Gründer Conrad Fritzsch, Stephanie Renner, Alexander Mackat
Betreiber Appolicious Inc.
(ehemals tape.tv AG)
Online seit Juli 2008

tape.tv war ein Musik-Internetsender mit Sitz in Berlin. Es erlangte Bekanntheit durch Sperrungen von Musikvideos auf YouTube aufgrund von Uneinigkeiten mit der GEMA. Zuschauer konnten das laufende Musikvideo-Programm rund um die Uhr sehen und interaktiv beeinflussen. Nach eigenen Angaben verfügte der Anbieter über rund 45.000 Musikvideos und hatte 3,9 Millionen Unique User mit einer durchschnittlichen Verweildauer von 25 Minuten. tape.tv finanzierte sich über Kooperationen und eine neue Form der Bewegtbildwerbung, die das Unternehmen als „Entertainment Advertising“ bezeichnete. Geschäftsführer war Conrad Fritzsch. Gegründet wurde tape.tv im Oktober 2007 und ging online im Juli 2008. Mitte November 2016 meldete tape.tv Insolvenz an.

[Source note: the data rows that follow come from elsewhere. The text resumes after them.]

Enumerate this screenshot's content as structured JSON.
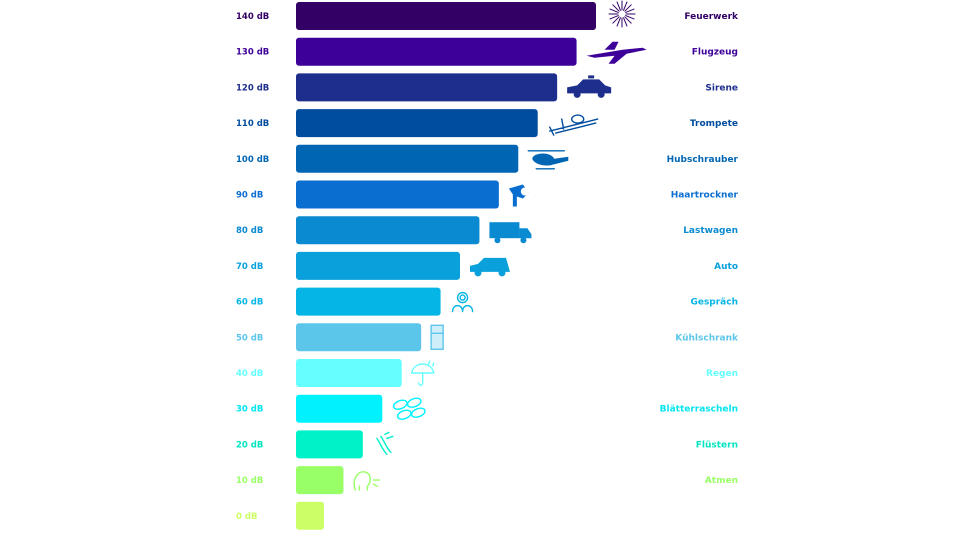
{
  "chart_data": {
    "type": "bar",
    "orientation": "horizontal",
    "unit": "dB",
    "categories": [
      "Feuerwerk",
      "Flugzeug",
      "Sirene",
      "Trompete",
      "Hubschrauber",
      "Haartrockner",
      "Lastwagen",
      "Auto",
      "Gespräch",
      "Kühlschrank",
      "Regen",
      "Blätterrascheln",
      "Flüstern",
      "Atmen",
      ""
    ],
    "values": [
      140,
      130,
      120,
      110,
      100,
      90,
      80,
      70,
      60,
      50,
      40,
      30,
      20,
      10,
      0
    ],
    "tick_labels": [
      "140 dB",
      "130 dB",
      "120 dB",
      "110 dB",
      "100 dB",
      "90 dB",
      "80 dB",
      "70 dB",
      "60 dB",
      "50 dB",
      "40 dB",
      "30 dB",
      "20 dB",
      "10 dB",
      "0 dB"
    ],
    "icons": [
      "fireworks-icon",
      "jet-plane-icon",
      "police-car-icon",
      "trombone-icon",
      "helicopter-icon",
      "hair-dryer-icon",
      "truck-icon",
      "car-icon",
      "conversation-icon",
      "fridge-icon",
      "umbrella-rain-icon",
      "leaves-icon",
      "whisper-icon",
      "breathing-icon",
      ""
    ],
    "colors": [
      "#330066",
      "#3d0099",
      "#1e2e8c",
      "#004c9e",
      "#0066b3",
      "#0a6ed1",
      "#0a8ad1",
      "#0aa0db",
      "#05b5e5",
      "#5cc6ea",
      "#66ffff",
      "#00f2ff",
      "#00f2c9",
      "#99ff66",
      "#ccff66"
    ],
    "label_colors": [
      "#330066",
      "#3d0099",
      "#1e2e8c",
      "#004c9e",
      "#0066b3",
      "#0a6ed1",
      "#0a8ad1",
      "#0aa0db",
      "#05b5e5",
      "#5cc6ea",
      "#66ffff",
      "#00e5f0",
      "#00e5c0",
      "#99ff66",
      "#ccff66"
    ],
    "xlim": [
      0,
      140
    ]
  }
}
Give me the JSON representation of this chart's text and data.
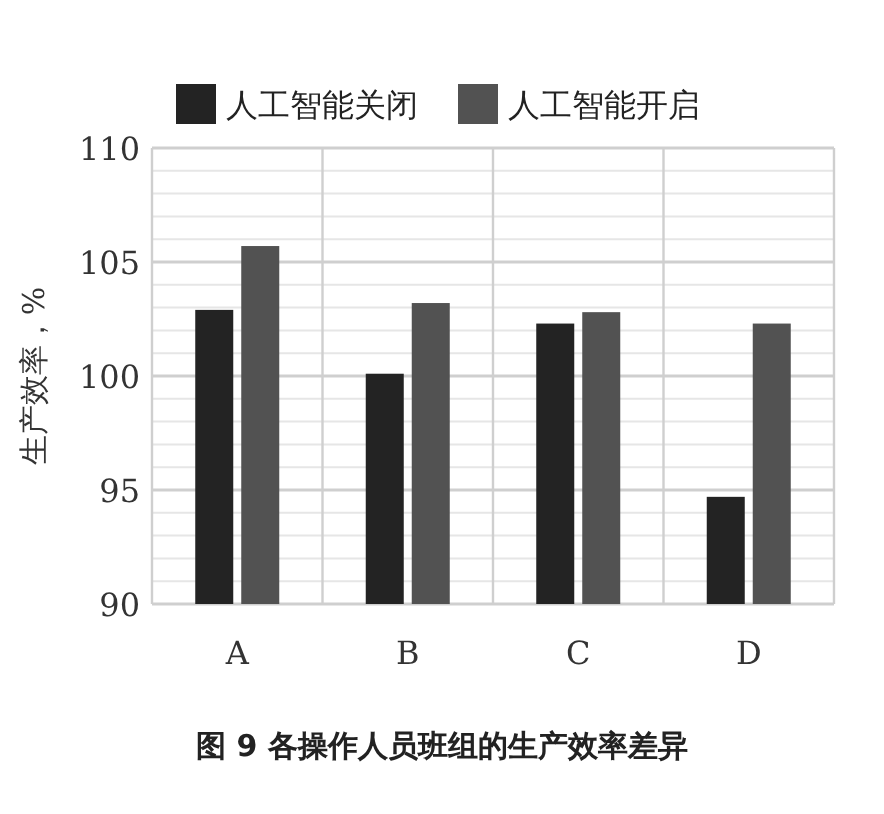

Programm[Bearbeiten | Quelltext bearbeiten]

Bei tape.tv handelte es sich um Internet-Musikfernsehen, das vom Nutzer auf persönliche Vorlieben personalisiert werden konnte. tape.tv wurde direkt über Webbrowser gestreamt, später folgten auch mobile Apps.[1]

Wie bei einem traditionellen Fernsehsender hatten Zuschauer die Möglichkeit das laufende Programm einzuschalten und passiv zu nutzen. Das redaktionell betreute Musikprogramm konnte auch über verschiedene Funktionen angepasst werden; Benutzer konnten beispielsweise zwischen verschiedenen musikalischen Stilrichtungen (Genres) wie Alternative, Hip-Hop, Popmusik, Rockmusik, Indie, Electro, Soul, Rhythm and Blues oder Metal wählen. Wählte der Zuschauer ein Genre, liefen ausschließlich Videos, die diesem Genre zugeteilt waren. Musikvideos, die Nutzer bevorzugen oder abwählen, wurden gemerkt und künftig im personalisierten Programm berücksichtigt.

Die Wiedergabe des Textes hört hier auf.